I'd like to have this done before bedtime. Can I carefully microwave it? Throw it in the crockpot? Can I stop heating it for today, and re-start tomorrow?


----------



## DeeAnna (Feb 28, 2016)

I don't have a lot of words of wisdom for you, Lenarenee, but I can tell you that you definitely can leave the soap alone until tomorrow. Just turn off the heat, leave the jar in the warm water, and forget about it. I often add warmish water to the paste, chunk the paste up a little bit with a spoon or my fingers, and let the mess just sit on the counter without heating at all. If I think about it, I'll give the paste a smoosh and stir every few hours.


----------



## lenarenee (Feb 29, 2016)

Back at it this morning. Add water/sodium lactate, stuck it in the microwave. Its softening and turning more golden.


----------



## BrewerGeorge (Feb 29, 2016)

I am FAR from someone to give you advice, having only done the one dilution myself thus far.  However, I can say that during that single attempt that didn't want to dilute, additions of water as small as a teaspoon into a quart of soap made a BIG difference.

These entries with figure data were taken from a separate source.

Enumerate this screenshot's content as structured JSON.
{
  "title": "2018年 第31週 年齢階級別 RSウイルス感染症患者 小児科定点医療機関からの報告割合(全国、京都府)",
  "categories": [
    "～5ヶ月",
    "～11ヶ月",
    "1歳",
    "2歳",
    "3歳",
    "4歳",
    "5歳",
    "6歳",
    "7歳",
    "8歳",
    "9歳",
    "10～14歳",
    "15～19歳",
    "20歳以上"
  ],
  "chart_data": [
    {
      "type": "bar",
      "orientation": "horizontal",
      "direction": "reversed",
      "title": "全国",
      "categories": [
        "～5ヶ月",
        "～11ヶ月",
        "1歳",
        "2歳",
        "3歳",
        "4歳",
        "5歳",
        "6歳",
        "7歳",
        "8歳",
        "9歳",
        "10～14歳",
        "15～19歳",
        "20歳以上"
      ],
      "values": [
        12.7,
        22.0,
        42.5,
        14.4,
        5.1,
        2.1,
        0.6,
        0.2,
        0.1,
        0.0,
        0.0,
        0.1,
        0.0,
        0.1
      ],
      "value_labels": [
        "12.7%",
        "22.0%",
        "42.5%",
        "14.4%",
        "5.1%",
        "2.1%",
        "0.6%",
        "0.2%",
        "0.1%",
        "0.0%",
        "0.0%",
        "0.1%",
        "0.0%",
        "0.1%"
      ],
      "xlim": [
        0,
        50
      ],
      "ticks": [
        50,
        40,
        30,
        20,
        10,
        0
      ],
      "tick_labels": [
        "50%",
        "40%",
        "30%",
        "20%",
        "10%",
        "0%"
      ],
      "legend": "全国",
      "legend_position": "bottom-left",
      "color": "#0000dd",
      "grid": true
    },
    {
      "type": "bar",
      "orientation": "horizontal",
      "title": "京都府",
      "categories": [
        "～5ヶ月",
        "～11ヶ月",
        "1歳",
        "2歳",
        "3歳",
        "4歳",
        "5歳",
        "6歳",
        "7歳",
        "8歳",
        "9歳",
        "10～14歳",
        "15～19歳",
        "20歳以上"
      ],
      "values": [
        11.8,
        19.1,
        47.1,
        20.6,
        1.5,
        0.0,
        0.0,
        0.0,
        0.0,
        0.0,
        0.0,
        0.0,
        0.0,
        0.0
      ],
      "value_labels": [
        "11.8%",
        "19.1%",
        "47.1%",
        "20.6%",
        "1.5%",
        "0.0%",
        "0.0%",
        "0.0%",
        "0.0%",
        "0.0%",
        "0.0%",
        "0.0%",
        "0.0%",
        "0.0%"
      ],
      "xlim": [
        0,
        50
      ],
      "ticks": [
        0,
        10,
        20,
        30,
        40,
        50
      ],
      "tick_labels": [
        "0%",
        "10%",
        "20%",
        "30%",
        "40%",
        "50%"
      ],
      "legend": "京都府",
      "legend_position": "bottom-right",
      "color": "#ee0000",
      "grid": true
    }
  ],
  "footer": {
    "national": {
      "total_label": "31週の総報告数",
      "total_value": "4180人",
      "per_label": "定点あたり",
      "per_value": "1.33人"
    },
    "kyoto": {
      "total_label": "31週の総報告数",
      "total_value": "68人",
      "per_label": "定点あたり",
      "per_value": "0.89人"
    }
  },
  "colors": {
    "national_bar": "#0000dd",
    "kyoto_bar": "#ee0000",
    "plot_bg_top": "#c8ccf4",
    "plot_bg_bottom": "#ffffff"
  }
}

If it goes another day, you might try adding a tiny big more water and see if that helps.


----------



## Susie (Feb 29, 2016)

I would not microwave it.  Give it time and very small additions of water.  If you are impatient, put it back into the pot or crockpot.


----------



## lenarenee (Feb 29, 2016)

Thanks Susie - to be more detailed, I only nuked it for 20 seconds at a time, waited a couple minutes, nuked again....just while waiting for the pot of water to heat up.

I'd already diluted at 50% of paste (unless I really screwed up my math yesterday, which is always possible)

Add more water today. This stuff is not sb-able, it's too thick, looks a lot like Vaseline. Been heating in water for 3 hours now.

So this is supposed to take hours and hours?


----------



## TeresaT (Feb 29, 2016)

So sorry.  I misread that as "_dilation_" and thought, "well, every woman is different and so is every birth..."


----------



## IrishLass (Feb 29, 2016)

Lenarenee- when I heat mine in my canning jars, the water in my pot is a lot hotter that what you described in your opening post, and it takes mine about 1 hour to dilute. Basically, the entire body of water in my pot is actively boiling the whole time, but it's at a gentle rolling boil instead of an insanely rapid rolling boil, if that makes sense. And I make sure the boiling water comes up to at least 1" over the contents of my jar at all times.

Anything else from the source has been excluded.